La planta cero del edificio Las Verónicas no tiene ventanas. Pese a las incontables luminarias, siempre quedan sombras casi despreciables. O despreciables para casi todos. O para todos, menos para Julia.
A Julia, sus compañeros la llaman «la dermatóloga» por su habilidad para encontrar puntos negros en la planta. O «la puta dermatóloga», según el día. Con 40 años y descendiente de una familia de mineros del Valle del Caudal, Julia no es alguien fácil de subyugar ni a quien los comentarios hirientes afecten. Así lo demostró esa mañana, cuando levantó a media planta para reorganizar mesas porque, según ella, “generan una sombra de mil pares de narices”.

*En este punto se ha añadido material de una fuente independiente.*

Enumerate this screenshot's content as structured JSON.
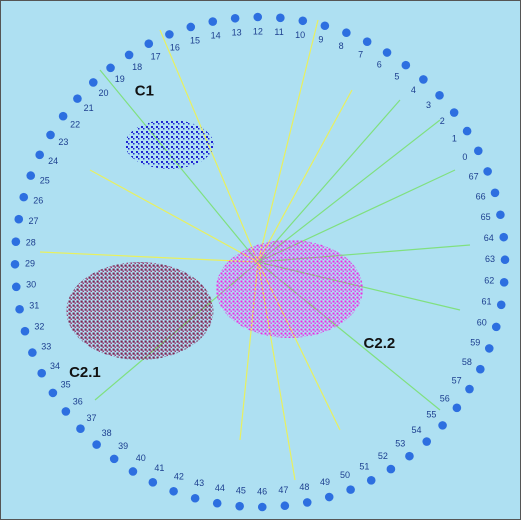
{
  "chart_data": {
    "type": "radviz",
    "anchors": [
      "0",
      "1",
      "2",
      "3",
      "4",
      "5",
      "6",
      "7",
      "8",
      "9",
      "10",
      "11",
      "12",
      "13",
      "14",
      "15",
      "16",
      "17",
      "18",
      "19",
      "20",
      "21",
      "22",
      "23",
      "24",
      "25",
      "26",
      "27",
      "28",
      "29",
      "30",
      "31",
      "32",
      "33",
      "34",
      "35",
      "36",
      "37",
      "38",
      "39",
      "40",
      "41",
      "42",
      "43",
      "44",
      "45",
      "46",
      "47",
      "48",
      "49",
      "50",
      "51",
      "52",
      "53",
      "54",
      "55",
      "56",
      "57",
      "58",
      "59",
      "60",
      "61",
      "62",
      "63",
      "64",
      "65",
      "66",
      "67"
    ],
    "anchor_color": "#2d6fe0",
    "clusters": [
      {
        "name": "C1",
        "color": "#1a1ad0",
        "x": -0.37,
        "y": 0.48,
        "rx": 0.18,
        "ry": 0.1
      },
      {
        "name": "C2.1",
        "color": "#7a1a4a",
        "x": -0.49,
        "y": -0.2,
        "rx": 0.3,
        "ry": 0.2
      },
      {
        "name": "C2.2",
        "color": "#f020e0",
        "x": 0.12,
        "y": -0.11,
        "rx": 0.3,
        "ry": 0.2
      }
    ]
  }
}
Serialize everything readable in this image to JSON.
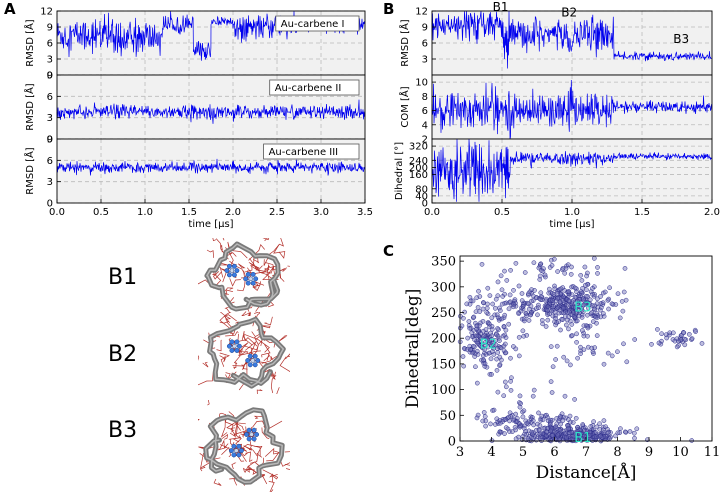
{
  "figure": {
    "panels": {
      "A": "A",
      "B": "B",
      "C": "C"
    }
  },
  "chart_data": [
    {
      "id": "A",
      "type": "line",
      "x_label": "time [μs]",
      "xlim": [
        0.0,
        3.5
      ],
      "x_ticks": [
        "0.0",
        "0.5",
        "1.0",
        "1.5",
        "2.0",
        "2.5",
        "3.0",
        "3.5"
      ],
      "x_tick_values": [
        0.0,
        0.5,
        1.0,
        1.5,
        2.0,
        2.5,
        3.0,
        3.5
      ],
      "subplots": [
        {
          "ylabel": "RMSD [Å]",
          "ylim": [
            0,
            12
          ],
          "y_ticks": [
            "0",
            "3",
            "6",
            "9",
            "12"
          ],
          "y_tick_values": [
            0,
            3,
            6,
            9,
            12
          ],
          "legend": "Au-carbene I",
          "segments": [
            {
              "x": [
                0.0,
                0.7
              ],
              "mean": 7.5,
              "amp": 3.5
            },
            {
              "x": [
                0.7,
                1.2
              ],
              "mean": 7.0,
              "amp": 3.5
            },
            {
              "x": [
                1.2,
                1.55
              ],
              "mean": 9.5,
              "amp": 1.8
            },
            {
              "x": [
                1.55,
                1.75
              ],
              "mean": 4.5,
              "amp": 2.0
            },
            {
              "x": [
                1.75,
                2.0
              ],
              "mean": 10.0,
              "amp": 1.0
            },
            {
              "x": [
                2.0,
                2.75
              ],
              "mean": 9.0,
              "amp": 2.5
            },
            {
              "x": [
                2.75,
                3.5
              ],
              "mean": 9.5,
              "amp": 1.5
            }
          ]
        },
        {
          "ylabel": "RMSD [Å]",
          "ylim": [
            0,
            9
          ],
          "y_ticks": [
            "0",
            "3",
            "6",
            "9"
          ],
          "y_tick_values": [
            0,
            3,
            6,
            9
          ],
          "legend": "Au-carbene II",
          "segments": [
            {
              "x": [
                0.0,
                3.5
              ],
              "mean": 3.8,
              "amp": 1.1
            }
          ]
        },
        {
          "ylabel": "RMSD [Å]",
          "ylim": [
            0,
            9
          ],
          "y_ticks": [
            "0",
            "3",
            "6",
            "9"
          ],
          "y_tick_values": [
            0,
            3,
            6,
            9
          ],
          "legend": "Au-carbene III",
          "segments": [
            {
              "x": [
                0.0,
                3.5
              ],
              "mean": 5.0,
              "amp": 0.8
            }
          ]
        }
      ]
    },
    {
      "id": "B",
      "type": "line",
      "x_label": "time [μs]",
      "xlim": [
        0.0,
        2.0
      ],
      "x_ticks": [
        "0.0",
        "0.5",
        "1.0",
        "1.5",
        "2.0"
      ],
      "x_tick_values": [
        0.0,
        0.5,
        1.0,
        1.5,
        2.0
      ],
      "annotations": [
        {
          "text": "B1",
          "x": 0.49,
          "y": 12.0
        },
        {
          "text": "B2",
          "x": 0.98,
          "y": 11.0
        },
        {
          "text": "B3",
          "x": 1.78,
          "y": 6.0
        }
      ],
      "subplots": [
        {
          "ylabel": "RMSD [Å]",
          "ylim": [
            0,
            12
          ],
          "y_ticks": [
            "3",
            "6",
            "9",
            "12"
          ],
          "y_tick_values": [
            3,
            6,
            9,
            12
          ],
          "segments": [
            {
              "x": [
                0.0,
                0.5
              ],
              "mean": 9.0,
              "amp": 3.0
            },
            {
              "x": [
                0.5,
                0.57
              ],
              "mean": 6.0,
              "amp": 5.0
            },
            {
              "x": [
                0.57,
                1.3
              ],
              "mean": 7.5,
              "amp": 3.5
            },
            {
              "x": [
                1.3,
                2.0
              ],
              "mean": 3.5,
              "amp": 0.8
            }
          ]
        },
        {
          "ylabel": "COM [Å]",
          "ylim": [
            2,
            11
          ],
          "y_ticks": [
            "2",
            "4",
            "6",
            "8",
            "10"
          ],
          "y_tick_values": [
            2,
            4,
            6,
            8,
            10
          ],
          "segments": [
            {
              "x": [
                0.0,
                0.57
              ],
              "mean": 6.0,
              "amp": 3.5
            },
            {
              "x": [
                0.57,
                1.3
              ],
              "mean": 6.0,
              "amp": 2.5
            },
            {
              "x": [
                1.3,
                2.0
              ],
              "mean": 6.5,
              "amp": 1.0
            }
          ]
        },
        {
          "ylabel": "Dihedral [°]",
          "ylim": [
            0,
            360
          ],
          "y_ticks": [
            "0",
            "40",
            "80",
            "160",
            "200",
            "240",
            "320"
          ],
          "y_tick_values": [
            0,
            40,
            80,
            160,
            200,
            240,
            320
          ],
          "segments": [
            {
              "x": [
                0.0,
                0.56
              ],
              "mean": 170,
              "amp": 175
            },
            {
              "x": [
                0.56,
                1.3
              ],
              "mean": 250,
              "amp": 40
            },
            {
              "x": [
                1.3,
                2.0
              ],
              "mean": 262,
              "amp": 20
            }
          ]
        }
      ]
    },
    {
      "id": "C",
      "type": "scatter",
      "x_label": "Distance[Å]",
      "y_label": "Dihedral[deg]",
      "xlim": [
        3,
        11
      ],
      "ylim": [
        0,
        360
      ],
      "x_ticks": [
        "3",
        "4",
        "5",
        "6",
        "7",
        "8",
        "9",
        "10",
        "11"
      ],
      "x_tick_values": [
        3,
        4,
        5,
        6,
        7,
        8,
        9,
        10,
        11
      ],
      "y_ticks": [
        "0",
        "50",
        "100",
        "150",
        "200",
        "250",
        "300",
        "350"
      ],
      "y_tick_values": [
        0,
        50,
        100,
        150,
        200,
        250,
        300,
        350
      ],
      "clusters": [
        {
          "label": "B1",
          "cx": 6.5,
          "cy": 10,
          "sx": 0.9,
          "sy": 10,
          "n": 320
        },
        {
          "label": "B2",
          "cx": 3.8,
          "cy": 190,
          "sx": 0.35,
          "sy": 25,
          "n": 140
        },
        {
          "label": "B3",
          "cx": 6.6,
          "cy": 265,
          "sx": 0.65,
          "sy": 18,
          "n": 260
        }
      ],
      "background_clusters": [
        {
          "cx": 4.8,
          "cy": 260,
          "sx": 0.9,
          "sy": 20,
          "n": 120
        },
        {
          "cx": 5.3,
          "cy": 35,
          "sx": 1.0,
          "sy": 12,
          "n": 100
        },
        {
          "cx": 9.8,
          "cy": 200,
          "sx": 0.5,
          "sy": 8,
          "n": 35
        },
        {
          "cx": 6.0,
          "cy": 340,
          "sx": 1.2,
          "sy": 12,
          "n": 40
        },
        {
          "cx": 6.7,
          "cy": 180,
          "sx": 0.5,
          "sy": 15,
          "n": 30
        },
        {
          "cx": 5.0,
          "cy": 110,
          "sx": 0.8,
          "sy": 50,
          "n": 35
        }
      ],
      "label_positions": [
        {
          "text": "B1",
          "x": 6.9,
          "y": 8
        },
        {
          "text": "B2",
          "x": 3.9,
          "y": 190
        },
        {
          "text": "B3",
          "x": 6.9,
          "y": 262
        }
      ]
    }
  ],
  "structures": [
    {
      "label": "B1"
    },
    {
      "label": "B2"
    },
    {
      "label": "B3"
    }
  ],
  "colors": {
    "line": "#0000ee",
    "scatter_fill": "#6d6db6",
    "scatter_edge": "#2b2b8a",
    "panel_bg": "#f1f1f1",
    "grid": "#bbbbbb",
    "cluster_label": "#2de6c8",
    "ribbon": "#7a7a7a",
    "ligand": "#3a7be0",
    "sidechain": "#b3302a"
  }
}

Sus compañeros, que aprovecharon el revuelo para salir a fumar, se lanzaban miradas cómplices, preguntándose qué tipo de narices habría visto Julia para que cupieran mil en esa franja imperceptible.
—¡Qué coñazo de tía! —bufó Javier, encendiendo un cigarro—. A ver si aprueban el teletrabajo y se queda en su casa.
—¿Su casa? —rió Marta—. Debe haber más luz que en una sala de operaciones.
—A mí me encanta la dermatóloga —añadió Sergio con una sonrisa pícara—. Nunca había tenido tantas ganas de venir a trabajar.
—Tú porque no vas por objetivos —replicó Javier—. Esta psicótica me va a fastidiar las extraordinarias.
Al volver, las mesas parecían iguales. Julia, tecleaba mientras movía la pierna al ritmo de su música. Javier, sentado junto a ella, golpeó su silla con rabia.
—Loca de las narices —murmuró, encendiendo la linterna del móvil y proyectando una pequeña sombra del lapicero en la mesa de Julia.
Julia se giró al instante. De la sombra emergió un ser negro circular, sin ojos, con una boca enorme de dientes blancos y achatados.
—Eres una cobarde, y tu hijo va a morir hoy por tu culpa —soltó la criatura, riendo a carcajadas.
Julia volvió a mirar la pantalla y, mientras subía el volumen de su música, golpeó el lapicero. Este rodó y derribó el móvil de Javier, haciendo desaparecer al ser.
Era la quinta vez que lo veía esa mañana. Aunque ya se había acostumbrado a su presencia, hoy no paraba de mencionar a su hijo. No lo hacía desde aquella noche, seis meses atrás, cuando se le apareció por primera vez.
“Si lo haces, él irá detrás de ti”, le dijo, cuando lo vio ascender de la mesa del salón. Julia, que aprovechaba los fines de semana que su hijo estaba en casa de su exmarido para drogarse, dejó caer la jeringuilla al suelo por la sorpresa. “Definitivamente, me he vuelto loca”, pensó antes de levantarse del sofá e irse a dormir, olvidándolo todo. Pero al despertar, lo volvió a ver. Y ahora lo ve constantemente, escupiéndole mentiras y verdades desde las sombras.
Julia se levantó y salió a la calle. Cogió su teléfono y llamó a su hijo. Apoyada contra la pared, levantó los ojos y, con una extraña serenidad, permaneció allí, escuchando cada pitido del móvil mientras observaba el cielo nublado, que dejaba paso a la luz blanca del sol.